You know the ones. The little insignificant tasks that have been on the To Do List since the dawn of time but just never seem to get done, except they'd make life fractionally more pleasant if you actually did them? Yeah, those. Well I've actually got a couple of them off the list.

First, the frightfully exciting replacement of a short (and subsequently broken) post on the base of the adjustable bench light. Okay, so it may possibly have been sold as a desk light and wasn't supposed to suffer quite so many slings and arrows, but that's by-the-by... Had to bore out the remains of the plastic uselessness and replaced it with a length of 10mm steel rod that I happened to have lying around. Also used up an end of JB Weld that's been hanging about, getting in the way, so that was two things dealt with.

A bit of beech was fashioned into a rudimentary bench dog with a hole in the top for the steel rod, and behold. One easily moveable bench light again. At some point I may find another Tuit and make another dog to go in a 3/4" hole too.

While finding the steel rod, I finally stumbled on the old rosewood plane knob I knew I had somewhere (there's an awful lot of that going on in the workshop at the moment). Some time ago I replaced the stained beech rear tote of my oldish UK Stanley #7 with a shapely rosewood version I seemed to have spare, but I was without a front knob to go with it. The stained beech was starting to annoy me, but my available rosewood stock wasn't able to stretch to the required thickness to fashion a replacement, so I was pleased to find the perfect replacement. Well perfect except for the large chip out of the base, anyway. Ah, so that's why I didn't fit it in the first place...

I won't say it's a great match, 'cos it ain't, but as a first attempt at such a repair, I'm pleased it's at least functional.

And the result is a rather nicer-looking Frankenplane than it was before. One of these days I may even treat it to a better iron and cap iron, but to be honest, the existing ones are doing such a decent job there's really not much incentive to do so. Incidentally, quite by coincidence, it's another one of the patternmaker's tools.

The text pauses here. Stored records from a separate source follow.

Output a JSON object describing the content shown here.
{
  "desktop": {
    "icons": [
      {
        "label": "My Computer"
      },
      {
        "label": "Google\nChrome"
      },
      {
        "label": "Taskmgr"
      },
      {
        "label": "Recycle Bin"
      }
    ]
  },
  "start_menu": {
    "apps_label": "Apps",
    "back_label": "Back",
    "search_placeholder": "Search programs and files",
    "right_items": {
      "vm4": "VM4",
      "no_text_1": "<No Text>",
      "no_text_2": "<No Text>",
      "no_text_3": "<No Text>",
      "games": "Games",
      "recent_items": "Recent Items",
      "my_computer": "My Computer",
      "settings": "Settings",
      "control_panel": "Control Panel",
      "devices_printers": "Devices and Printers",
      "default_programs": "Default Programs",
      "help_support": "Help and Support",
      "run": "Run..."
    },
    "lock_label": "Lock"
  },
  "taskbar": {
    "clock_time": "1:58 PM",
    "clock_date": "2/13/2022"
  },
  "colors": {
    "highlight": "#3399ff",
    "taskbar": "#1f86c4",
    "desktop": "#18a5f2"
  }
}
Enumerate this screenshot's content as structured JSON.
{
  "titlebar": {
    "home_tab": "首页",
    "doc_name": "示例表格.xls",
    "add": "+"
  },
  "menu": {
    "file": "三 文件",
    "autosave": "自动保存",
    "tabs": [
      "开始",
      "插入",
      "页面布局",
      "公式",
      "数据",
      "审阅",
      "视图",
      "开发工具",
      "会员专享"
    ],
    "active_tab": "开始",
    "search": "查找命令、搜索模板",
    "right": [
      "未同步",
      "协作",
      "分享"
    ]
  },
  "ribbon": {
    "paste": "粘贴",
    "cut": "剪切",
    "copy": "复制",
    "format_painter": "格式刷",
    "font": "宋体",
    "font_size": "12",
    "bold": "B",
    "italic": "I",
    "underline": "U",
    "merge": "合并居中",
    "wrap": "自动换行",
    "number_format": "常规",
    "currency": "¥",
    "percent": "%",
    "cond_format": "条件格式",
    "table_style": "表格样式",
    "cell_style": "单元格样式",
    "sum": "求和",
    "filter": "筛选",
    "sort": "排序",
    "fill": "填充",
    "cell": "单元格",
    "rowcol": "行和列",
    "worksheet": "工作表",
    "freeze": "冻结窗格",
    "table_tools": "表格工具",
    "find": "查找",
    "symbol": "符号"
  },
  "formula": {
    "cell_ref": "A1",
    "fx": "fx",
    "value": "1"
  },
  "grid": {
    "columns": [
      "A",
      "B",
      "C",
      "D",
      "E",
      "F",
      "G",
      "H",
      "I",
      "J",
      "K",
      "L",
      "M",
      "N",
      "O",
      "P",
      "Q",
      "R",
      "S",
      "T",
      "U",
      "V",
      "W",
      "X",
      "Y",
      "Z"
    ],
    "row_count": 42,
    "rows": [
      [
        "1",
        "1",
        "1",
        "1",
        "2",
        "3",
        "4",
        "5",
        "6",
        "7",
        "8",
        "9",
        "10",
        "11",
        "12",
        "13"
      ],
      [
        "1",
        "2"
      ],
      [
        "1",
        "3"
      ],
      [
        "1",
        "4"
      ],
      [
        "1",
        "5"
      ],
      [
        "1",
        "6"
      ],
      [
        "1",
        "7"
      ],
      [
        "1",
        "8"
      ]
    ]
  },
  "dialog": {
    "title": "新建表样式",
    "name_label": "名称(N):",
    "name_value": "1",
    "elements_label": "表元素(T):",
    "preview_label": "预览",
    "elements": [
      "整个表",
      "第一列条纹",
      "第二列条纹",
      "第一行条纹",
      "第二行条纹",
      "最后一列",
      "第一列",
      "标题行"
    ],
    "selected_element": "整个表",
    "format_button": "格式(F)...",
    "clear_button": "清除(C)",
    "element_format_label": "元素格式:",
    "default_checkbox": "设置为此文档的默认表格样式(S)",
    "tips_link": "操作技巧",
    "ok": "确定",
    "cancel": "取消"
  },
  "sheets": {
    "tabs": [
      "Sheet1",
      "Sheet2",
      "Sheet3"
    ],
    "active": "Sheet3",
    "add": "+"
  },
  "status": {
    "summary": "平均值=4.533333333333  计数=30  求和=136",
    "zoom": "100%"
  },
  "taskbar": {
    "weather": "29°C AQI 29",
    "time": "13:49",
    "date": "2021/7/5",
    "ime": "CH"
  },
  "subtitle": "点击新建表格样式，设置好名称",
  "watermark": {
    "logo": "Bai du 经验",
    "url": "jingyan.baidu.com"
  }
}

  1. It's surprising how satisfying the completion of a few small jobs can be. And if that lamp is a true member of the Anglepoise tribe, well worth the time. I was going to ditch a classic Anglepoise lamp that's been relegated to my garage for years until I saw how much a new one costs. We're talking serious money!


  2. Ooo, I wish it were the real deal, but unfortunately not. However it does hold position and it's a lot better than others I've had. And yes, seeing the prices for new ones that get any kind of positive reviews was mainly what convinced me to repair this one!

  3. Greetings from Kokomo IN USA. Glad you mentioned your blog on the Porch - found it in nothing flat. Good stuff, added to Reader. Thanks.